Things I Believed about College

  1. Boys actually become men. First of all, what does this even mean? How are high school senior boys expected to just magically mature and become someone worth spending time with over a span of 3 months? Ridiculous. Doesn’t happen. Boyz will be boyz.  Also what do you mean by MEN? Like, older? Or more mature? Or they have chest hair or something? Doesn’t matter that they are now in college. I think this might make it even worse. Oh coooooool, you drink alcohol. WHO DOESN’T WHEN THEY’RE IN COLLEGE? Well, I guess Lara Parker.
  2. I will have a sense of style. No. I always used to look at college girls in awe. They just seemed so put together. So effortlessly hip. THIS IS A LIE, MAGAZINES AND TV SHOWS EVERYWHERE. It’s a struggle to brush my hair some mornings. One time I went 3 weeks without shaving my legs. I know, that’s gross. But it’s REALITY. Still waiting for my fashion sense to come…and today is my last day of classes. So…where is it?
  3. I will enjoy drinking coffee. Uh. No. Coffee didn’t just magically stop tasting like vinegar and grass overnight. It still tastes terrible and I still can’t drink it. I don’t care how tired I am, I just kind of walk around falling over sidewalks and stuff and no matter how many times I run into things- still can’t enjoy coffee. Doesn’t happen.
  4. I will totally have a plan. Nope. Still no plan. Still no idea what the next 5 years will hold. Still no idea what I want to do with my life. Still trying to figure out who I am. Still trying to figure out math. Still trying to figure out why American Idol and Glee are things. Still spend more time on Pinterest than I could ever imagine spending on homework and studying.
  5. I will learn how to study. That was a cute joke that I had in my head in high school. I still struggle to study. Here’s a true story; when I was a sophomore in college I actually watched a YouTube video on how to take good notes and be successful when studying. While watching said video I got bored after 4 minutes. I couldn’t even study and take notes on a video of how to study and take notes.
  6. I will become some independent woman cooking meals and budgeting my finances. THIS IS A LIE. I lived in an apartment and in a single dorm with a kitchen for 3 years and I still don’t know how to cook. I mean, obviously this is completely my fault because I’ve never bothered to try after the one time that I caught my oven on fire. But going to college and living on your own doesn’t mean you magically learn how to cook.
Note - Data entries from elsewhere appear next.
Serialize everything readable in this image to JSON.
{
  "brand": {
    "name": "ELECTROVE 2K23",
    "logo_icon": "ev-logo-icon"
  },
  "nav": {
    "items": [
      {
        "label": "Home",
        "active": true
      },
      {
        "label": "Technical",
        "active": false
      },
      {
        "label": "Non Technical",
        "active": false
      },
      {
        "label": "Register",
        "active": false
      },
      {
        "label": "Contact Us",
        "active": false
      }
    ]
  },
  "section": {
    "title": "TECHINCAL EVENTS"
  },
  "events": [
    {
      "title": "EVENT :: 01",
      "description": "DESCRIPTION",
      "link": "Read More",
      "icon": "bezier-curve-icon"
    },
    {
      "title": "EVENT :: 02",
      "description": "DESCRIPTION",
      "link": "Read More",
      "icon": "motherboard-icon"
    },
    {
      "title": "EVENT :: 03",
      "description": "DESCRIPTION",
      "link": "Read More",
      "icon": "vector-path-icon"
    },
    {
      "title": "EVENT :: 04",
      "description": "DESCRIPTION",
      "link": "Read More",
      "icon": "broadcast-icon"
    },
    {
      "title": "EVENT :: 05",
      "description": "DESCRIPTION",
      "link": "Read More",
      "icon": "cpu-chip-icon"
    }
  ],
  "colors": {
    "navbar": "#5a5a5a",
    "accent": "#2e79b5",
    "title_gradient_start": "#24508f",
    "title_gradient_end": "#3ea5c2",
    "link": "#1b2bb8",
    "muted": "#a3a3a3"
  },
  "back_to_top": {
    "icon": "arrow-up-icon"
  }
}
Also, it definitely doesn’t mean you learn how to budget. You know what makes you learn how to budget? Trying to buy a 12$ dress and getting your card declined. That makes you learn how to budget. Not college.
  7. I honestly thought that by the time I graduated college I would totally understand how taxes work. Why would I even think this is a thing that could happen? Looks like I’ll be finding someone to help me with my taxes for the rest of my life.
  8. I thought that being in college would make me start watching more MSNBC and CNN and less reality TV. Wrong. Sometimes I just really like to watch someone else’s life for a bit, okay? So sue me.
  9. I thought that by the end of college I would want to settle down somewhere in Indianapolis and begin my life as a future housewife. WHAT. THE. HELL. LARA.
  10. And finally, I thought that when the time came to graduate I would feel super ready and not scared at all and totally prepared for the real world. Nope. Pretty scared of the real world. The real world is a place where you have to pay back loans, you have to budget in order to survive, you have to pay lots of taxes, and you can’t just skip your 8 a.m. meeting because you stayed up too late watching Netflix.

So here’s to the last four years and all the things I thought would happen that didn’t…

Maybe by the time I’m 25.


I would rather have gone to Hogwarts.